In March, the Berkeley economist Emmanuel Saez shocked a lot of people by calculating that during the first year of the recovery from the 2007-2009 recession, incomes for the top one percent grew by 11.6 percent while incomes for the bottom 99 percent grew a mere 0.2 percent. (All figures here are in “real dollars,” i.e., they discount for inflation.) Granted, the one percent had taken it on the chin during the recession; from 2007 to 2009, incomes had fallen twice as fast for the one percent (36.3 percent) as for the average family (17.4 percent). The rich always lose big in recessions, because so much of their income comes from capital gains. (Indeed, the one percent took an even bigger share of the nation's income losses between 2000 and 2002, which included the “tech bubble” recession of 2001.) But Saez’s calculations showed that the one percent had come roaring back. In 2010, fully 93 percent of the recovery ended up in the pockets of the one percent. One year later, the bottom 99 percent were marching in the streets.
When I wrote about Saez’s findings in March, I said things had likely gotten better for the 99 percent in 2011, because unemployment was inching downward. And maybe they did. But they sure didn't get better for the average American household. Indeed, some very disturbing new data from Sentier Research, a private firm, by two former high-ranking Census statisticians, indicate that median household income has fallen significantly more during the recovery (4.8 percent) than it did during the recession (2.6 percent). Only at the end of 2011 and during 2012 did median household income start to creep up again, and it hasn't crept very far. Going back all the way to 2000, Sentier found that median household income has fallen by 8.1 percent. During these dozen years labor productivity—output per worker per hour—has increased by 2.4 percent, on average, per year. The more valuable American workers become to their bosses, the more income they lose.
Median household income losses between June 2009 and June 2012 occurred for nearly every conceivable demographic group. Family households lost 4.7 percent. Nonfamily households (i.e., people who live alone) lost 7.5 percent. Men who live alone did very badly; they lost 9.4 percent. Households headed by African-Americans did even worse; they lost 11.1 percent. Married-couple households weathered the, um, recovery better than others, but still lost 3.6 percent. Weirdly, two-earner households lost more income (5.9 percent) than one-earner households (4 percent), perhaps because they started out with more income to lose. Households headed by full-time workers lost 5.1 percent. Households headed by private-sector workers lost 4.5 percent, while households headed by government workers lost 3.5 percent.
Income losses occurred at all levels of educational attainment. The steepest losses were for those with “some college, no degree”; they lost 9.3 percent, followed by people with associate’s degrees (8.6 percent), high school grads (6.9 percent), people with bachelor’s degrees or more (5.9 percent), and high school dropouts (5.3 percent). High school dropouts lost the least because they never had much to lose.
I’ve previously noted that a lot more wealth was lost during the recession in Republican regions than in Democratic ones.
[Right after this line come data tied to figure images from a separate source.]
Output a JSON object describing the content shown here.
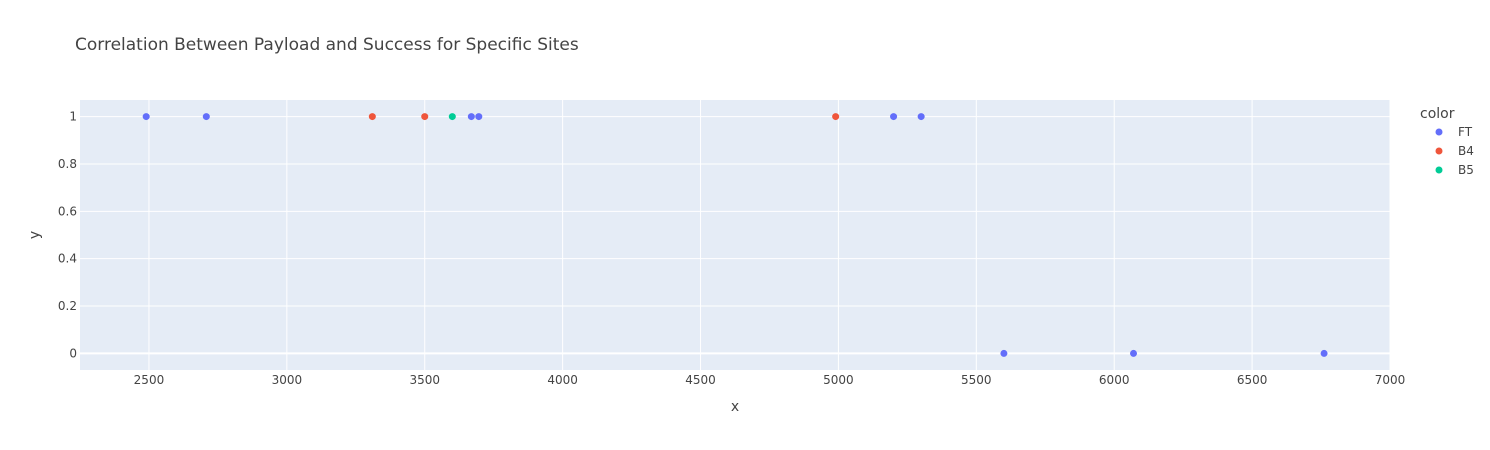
{
  "chart_data": {
    "type": "scatter",
    "title": "Correlation Between Payload and Success for Specific Sites",
    "xlabel": "x",
    "ylabel": "y",
    "xlim": [
      2250,
      7000
    ],
    "ylim": [
      -0.07,
      1.07
    ],
    "x_ticks": [
      2500,
      3000,
      3500,
      4000,
      4500,
      5000,
      5500,
      6000,
      6500,
      7000
    ],
    "y_ticks": [
      0,
      0.2,
      0.4,
      0.6,
      0.8,
      1
    ],
    "x_tick_labels": [
      "2500",
      "3000",
      "3500",
      "4000",
      "4500",
      "5000",
      "5500",
      "6000",
      "6500",
      "7000"
    ],
    "y_tick_labels": [
      "0",
      "0.2",
      "0.4",
      "0.6",
      "0.8",
      "1"
    ],
    "grid": true,
    "legend": {
      "title": "color",
      "position": "right"
    },
    "series": [
      {
        "name": "FT",
        "color": "#636efa",
        "points": [
          {
            "x": 2490,
            "y": 1
          },
          {
            "x": 2708,
            "y": 1
          },
          {
            "x": 3669,
            "y": 1
          },
          {
            "x": 3696,
            "y": 1
          },
          {
            "x": 5200,
            "y": 1
          },
          {
            "x": 5300,
            "y": 1
          },
          {
            "x": 5600,
            "y": 0
          },
          {
            "x": 6070,
            "y": 0
          },
          {
            "x": 6761,
            "y": 0
          }
        ]
      },
      {
        "name": "B4",
        "color": "#ef553b",
        "points": [
          {
            "x": 3310,
            "y": 1
          },
          {
            "x": 3500,
            "y": 1
          },
          {
            "x": 4990,
            "y": 1
          }
        ]
      },
      {
        "name": "B5",
        "color": "#00cc96",
        "points": [
          {
            "x": 3600,
            "y": 1
          }
        ]
      }
    ]
  }
}
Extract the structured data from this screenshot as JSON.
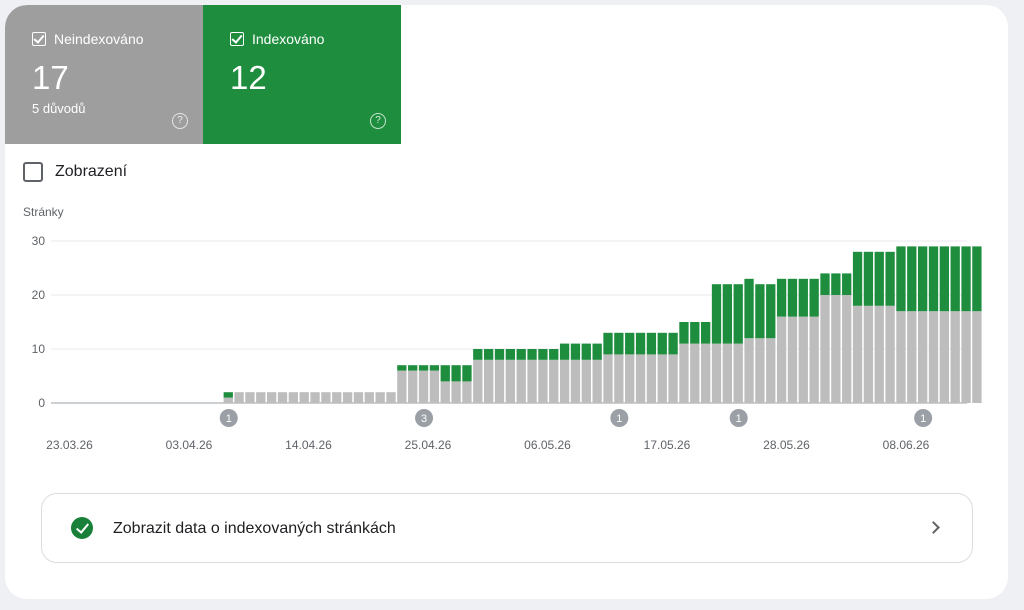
{
  "tiles": {
    "not_indexed": {
      "label": "Neindexováno",
      "count": "17",
      "sub": "5 důvodů",
      "help": "?",
      "checked": true,
      "color": "#9e9e9e"
    },
    "indexed": {
      "label": "Indexováno",
      "count": "12",
      "help": "?",
      "checked": true,
      "color": "#1e8e3e"
    }
  },
  "views_toggle": {
    "label": "Zobrazení",
    "checked": false
  },
  "action_row": {
    "label": "Zobrazit data o indexovaných stránkách",
    "status_icon": "check-circle-icon",
    "arrow_icon": "chevron-right-icon",
    "accent": "#188038"
  },
  "chart_data": {
    "type": "bar",
    "stacked": true,
    "ylabel": "Stránky",
    "ylim": [
      0,
      30
    ],
    "yticks": [
      "0",
      "10",
      "20",
      "30"
    ],
    "xtick_labels": [
      "23.03.26",
      "03.04.26",
      "14.04.26",
      "25.04.26",
      "06.05.26",
      "17.05.26",
      "28.05.26",
      "08.06.26"
    ],
    "grid": true,
    "annotations": [
      {
        "date_index": 16,
        "text": "1"
      },
      {
        "date_index": 34,
        "text": "3"
      },
      {
        "date_index": 52,
        "text": "1"
      },
      {
        "date_index": 63,
        "text": "1"
      },
      {
        "date_index": 80,
        "text": "1"
      }
    ],
    "series": [
      {
        "name": "Neindexováno",
        "color": "#bdbdbd",
        "values": [
          0,
          0,
          0,
          0,
          0,
          0,
          0,
          0,
          0,
          0,
          0,
          0,
          0,
          0,
          0,
          0,
          1,
          2,
          2,
          2,
          2,
          2,
          2,
          2,
          2,
          2,
          2,
          2,
          2,
          2,
          2,
          2,
          6,
          6,
          6,
          6,
          4,
          4,
          4,
          8,
          8,
          8,
          8,
          8,
          8,
          8,
          8,
          8,
          8,
          8,
          8,
          9,
          9,
          9,
          9,
          9,
          9,
          9,
          11,
          11,
          11,
          11,
          11,
          11,
          12,
          12,
          12,
          16,
          16,
          16,
          16,
          20,
          20,
          20,
          18,
          18,
          18,
          18,
          17,
          17,
          17,
          17,
          17,
          17,
          17,
          17
        ]
      },
      {
        "name": "Indexováno",
        "color": "#1e8e3e",
        "values": [
          0,
          0,
          0,
          0,
          0,
          0,
          0,
          0,
          0,
          0,
          0,
          0,
          0,
          0,
          0,
          0,
          1,
          0,
          0,
          0,
          0,
          0,
          0,
          0,
          0,
          0,
          0,
          0,
          0,
          0,
          0,
          0,
          1,
          1,
          1,
          1,
          3,
          3,
          3,
          2,
          2,
          2,
          2,
          2,
          2,
          2,
          2,
          3,
          3,
          3,
          3,
          4,
          4,
          4,
          4,
          4,
          4,
          4,
          4,
          4,
          4,
          11,
          11,
          11,
          11,
          10,
          10,
          7,
          7,
          7,
          7,
          4,
          4,
          4,
          10,
          10,
          10,
          10,
          12,
          12,
          12,
          12,
          12,
          12,
          12,
          12
        ]
      }
    ]
  }
}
In that sense, it was a “Republican recession.” This pattern didn’t really continue during the recovery. To be sure, from June 2009 to June 2012 the biggest income losses were in the Republican West (8.5 percent) and the smallest income losses were in the Democratic Midwest (1.1 percent). But income losses were equally bad in the Republican South (4.9 percent) and in the Democratic Northeast (4.9 percent)—two regions that would seem to have absolutely nothing else in common. On a non-regional basis, households in the aggregated red (Republican) states lost slightly less income (5 percent) than in the aggregated blue (Democratic) states (5.2 percent). Since that’s basically a tie, I think we have to conclude that the Republican recession was followed by a bipartisan crap recovery. Swing states, interestingly, did worst of all; households there lost 5.7 percent in income. Maybe things will even up when Obama and Romney spend a king's ransom there this fall.
Did anyone come out ahead? Yes: the elderly. Those aged 65 to 74 saw their incomes increase by 6.5 percent, while those aged 75 and older saw their incomes increase by 2.8 percent. Many of the first group and nearly all of the second are retirees. The only way for typical households to make more money in this economy is to withdraw from it. (Warning: This doesn't work if you're under 65.)
All told, this is a stunningly bad economic record for an incumbent president to run on. The fact that Obama’s still the favorite testifies to how uniquely terrible the Romney-Ryan ticket is, and perhaps also to how much blame extremist congressional Republicans deserve for consistently blocking nearly every plausible avenue to economic recovery. Still, there’s no avoiding the fact that the economy has worsened over four years for the typical American household, even as it has improved for the one percent. Thank goodness Mitt Romney is about the last person on earth who would ever want to point that discrepancy out.